In this respect U.S. Pat. No. 5,738,095 and U.S. Pat. No. 5,042,468 disclose systems wherein the tracheostoma device holder is welded to a plaster, to form planar and circular tracheostoma device holder/plaster systems. However, these systems are not suitable for patients with sunken stomas and are difficult to apply due to uniform plasticity of the systems. Thus, the tubular holding portion of the systems will be deformed during application, leading to a perhaps unsatisfactory holding action of the tracheostoma device.
Also, all of the tracheostoma device holder systems according to the prior art expose the entire adhesive surface on the side intended to face the patient, before application, whereby application is difficult due to high demands of exact and correct initial positioning of the tracheostoma device holder system is required.

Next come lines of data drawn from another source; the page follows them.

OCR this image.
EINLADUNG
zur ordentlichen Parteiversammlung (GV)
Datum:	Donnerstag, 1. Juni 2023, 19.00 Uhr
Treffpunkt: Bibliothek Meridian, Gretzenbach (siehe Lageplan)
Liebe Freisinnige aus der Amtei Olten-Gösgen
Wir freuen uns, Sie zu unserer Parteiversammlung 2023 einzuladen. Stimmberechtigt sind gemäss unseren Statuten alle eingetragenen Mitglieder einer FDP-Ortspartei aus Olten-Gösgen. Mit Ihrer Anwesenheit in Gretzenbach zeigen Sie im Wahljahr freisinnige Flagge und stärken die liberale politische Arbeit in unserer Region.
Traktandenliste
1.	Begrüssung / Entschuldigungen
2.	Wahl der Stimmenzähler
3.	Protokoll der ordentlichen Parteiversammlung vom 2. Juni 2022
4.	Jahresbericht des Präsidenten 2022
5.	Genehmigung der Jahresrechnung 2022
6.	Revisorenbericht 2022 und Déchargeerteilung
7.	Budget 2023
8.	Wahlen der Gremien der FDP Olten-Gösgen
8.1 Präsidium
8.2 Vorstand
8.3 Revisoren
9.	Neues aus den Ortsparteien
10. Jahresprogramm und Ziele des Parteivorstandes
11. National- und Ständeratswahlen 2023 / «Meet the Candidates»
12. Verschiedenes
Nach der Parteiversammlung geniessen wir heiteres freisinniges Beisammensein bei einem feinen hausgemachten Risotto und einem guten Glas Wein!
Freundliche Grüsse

Otherwise, the tracheostoma device holder system has to be disengaged and repositioned.
Furthermore, in many hospitals the surgical steps during laryngectomy are adapted for creating stomas of substantially planar natures, to comply with the tracheostoma device holder system presently on the market. This adaptation includes the cutting of the two vertical sternocleidomastoid muscles on the neck.
Hence, an improved holder system for a tracheostoma device holder system would be advantageous, and in particular a tracheostoma device holder system allowing for convenient application of the system with improved positioning ability, improved resistance to deformation of the tracheostoma device holder, allowance for non-adhesive parts on the side facing outwardly from the patient, improved compliance with sunken stomas and even deeply sunken stomas, and improved compliance with manifoldness of stoma configurations.